I get lots of text messages telling me to call a number and hear the messages these lovely men have for left me. I don’t actually remember asking for this text message service as each text costs me 50p. But what the hey! Piss off JLo! Prince says "money didn't matter yesterday and it sure don't matter today" I feel wanton and wanted. Excitedly I dial the number they give me to retrieve these messages.
It is barred from my mobile phone. it also appears to be barred from my land line. I use a pay phone. I put a pound in the slot and before the automated greeting is over, my pound is spent and I am cut off. I stand for a moment incredulous in a phone box. There is something perversely compelling about witnessing money being spent at such a rate.
Day 4. I am £76 down and the texts are still coming. It would be quite nice to relax and listen to these men properly. Sitting at home with a gin and tonic perhaps, making notes about Mark's unusually high voice and Jason's phlegm. After all they have taken the time to listen to my stuttering catastrophe of a message and respond to it. Without exception they are intelligent, articulate men. But I have to be ruthless. Time, I am learning, is money. Listening to entire message could set me back £7.80. There is an Alan Sugar in me, firing men if they are too short, too old or I just don’t like the sound of them. I didn’t expect to meet my inner Alan Sugar in my quest for love. I hadn’t expected things to get quite so cut-throat. I need to do some yoga and meditation. I don’t have time. I need to go to the bank and get some change.
Looking for unvandalised phone boxes to retrieve costly messages from men I’ve never met before is yet another waste of my ever-decreasing time on this planet. I realize with sadness that when you are young, people want your body. As you get older they just want your money.
I vow to stop listening to these messages. I must meet some of these men.
I call one man because
a) he likes going to the theatre (a rarity amongst straight men)
b) he sounds like Jack Bauer
We chat. He’s nice. But I need to unload. I go on and on and on about automated phone systems and expense. I can’t stop. I’ve been damaged. I scare him. It’s not sexy. I don’t expect to hear from him. However,after we speak he texts me listing all the evenings he’s free, saying we could maybe do something on one of them.
I call another because
a) he sounded really relaxed and chatty in his message
b) I am drunk after an all day lunch party without the lunch.
I really enjoy chatting. I can’t entirely remember what we said. I fear I kept telling him he was old. He said he was in his early 40s. I guessed correctly he was 44. I think I thought I was funny. I think in actual fact I was merciless. At the end he says to call again and tell him when I want to go out.

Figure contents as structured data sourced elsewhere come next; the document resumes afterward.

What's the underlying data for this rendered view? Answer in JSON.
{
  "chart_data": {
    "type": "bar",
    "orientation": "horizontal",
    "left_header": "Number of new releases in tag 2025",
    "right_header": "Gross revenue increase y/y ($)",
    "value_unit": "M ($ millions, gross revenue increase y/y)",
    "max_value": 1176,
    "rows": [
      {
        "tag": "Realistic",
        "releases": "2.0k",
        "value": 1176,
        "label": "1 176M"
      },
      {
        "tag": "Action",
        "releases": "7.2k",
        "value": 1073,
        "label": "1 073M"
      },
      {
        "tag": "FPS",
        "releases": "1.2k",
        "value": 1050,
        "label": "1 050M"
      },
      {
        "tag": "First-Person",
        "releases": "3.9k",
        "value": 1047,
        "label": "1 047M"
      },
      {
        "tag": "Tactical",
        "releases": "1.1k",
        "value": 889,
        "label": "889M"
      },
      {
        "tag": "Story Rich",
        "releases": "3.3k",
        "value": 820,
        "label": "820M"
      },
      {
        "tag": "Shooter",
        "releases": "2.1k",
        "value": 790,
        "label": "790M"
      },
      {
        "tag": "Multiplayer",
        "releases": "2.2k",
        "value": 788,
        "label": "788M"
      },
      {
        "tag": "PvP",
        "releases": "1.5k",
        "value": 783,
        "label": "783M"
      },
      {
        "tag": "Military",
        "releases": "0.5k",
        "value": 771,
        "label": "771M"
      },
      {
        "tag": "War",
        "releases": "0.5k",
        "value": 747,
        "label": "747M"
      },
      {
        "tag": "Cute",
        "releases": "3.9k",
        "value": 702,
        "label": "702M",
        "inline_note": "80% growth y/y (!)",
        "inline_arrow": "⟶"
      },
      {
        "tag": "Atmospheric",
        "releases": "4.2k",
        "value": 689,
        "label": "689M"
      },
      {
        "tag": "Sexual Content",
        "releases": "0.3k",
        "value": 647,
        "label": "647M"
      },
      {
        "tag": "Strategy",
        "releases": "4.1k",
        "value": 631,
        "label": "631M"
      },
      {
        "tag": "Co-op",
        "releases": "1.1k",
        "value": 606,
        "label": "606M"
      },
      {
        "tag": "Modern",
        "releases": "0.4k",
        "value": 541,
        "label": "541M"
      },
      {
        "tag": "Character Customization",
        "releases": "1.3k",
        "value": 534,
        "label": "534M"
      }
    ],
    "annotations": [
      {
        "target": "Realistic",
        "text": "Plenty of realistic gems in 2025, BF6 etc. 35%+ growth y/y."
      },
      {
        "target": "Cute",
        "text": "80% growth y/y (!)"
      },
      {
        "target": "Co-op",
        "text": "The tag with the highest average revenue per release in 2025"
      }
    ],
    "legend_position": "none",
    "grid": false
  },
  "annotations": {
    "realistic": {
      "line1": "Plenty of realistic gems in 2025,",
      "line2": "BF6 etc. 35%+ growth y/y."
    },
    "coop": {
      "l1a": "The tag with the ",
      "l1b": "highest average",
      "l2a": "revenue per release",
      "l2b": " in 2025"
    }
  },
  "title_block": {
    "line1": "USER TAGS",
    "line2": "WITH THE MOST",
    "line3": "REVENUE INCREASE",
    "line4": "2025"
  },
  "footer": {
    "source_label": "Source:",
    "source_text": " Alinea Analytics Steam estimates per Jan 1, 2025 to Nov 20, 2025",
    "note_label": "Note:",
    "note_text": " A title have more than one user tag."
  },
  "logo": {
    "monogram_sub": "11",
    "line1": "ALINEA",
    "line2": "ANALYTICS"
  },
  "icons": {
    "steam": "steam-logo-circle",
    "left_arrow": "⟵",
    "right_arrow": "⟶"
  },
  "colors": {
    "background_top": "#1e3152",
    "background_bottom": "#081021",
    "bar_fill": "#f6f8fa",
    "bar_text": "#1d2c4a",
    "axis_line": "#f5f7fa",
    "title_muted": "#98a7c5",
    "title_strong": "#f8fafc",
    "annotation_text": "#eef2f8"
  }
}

After the automated messages, the searches for phone boxes, the waiting outside phone boxes, the trips to the bank, the queues in the bank, the pockets full of pound coins, I am disappointed.
I want to be taken in hand. I want a man to say
‘You poor thing! Let me buy you dinner on Thursday at this lovely little fish restaurant I know by the river. You can have a good old whinge about nasty old Soulmates. No pressure we’ll just get to know each other. You might not like the look of me, by the way I look a bit like Kiefer Sutherland. You might hate my sense of humour, people say I’m a lot like Jonathn Ross. Oh and I wrote that song, the JCB song- do you know it? We might just become friends. But you never know, what is it Robert Browning says ‘Grow old along with me, the best is yet to be.’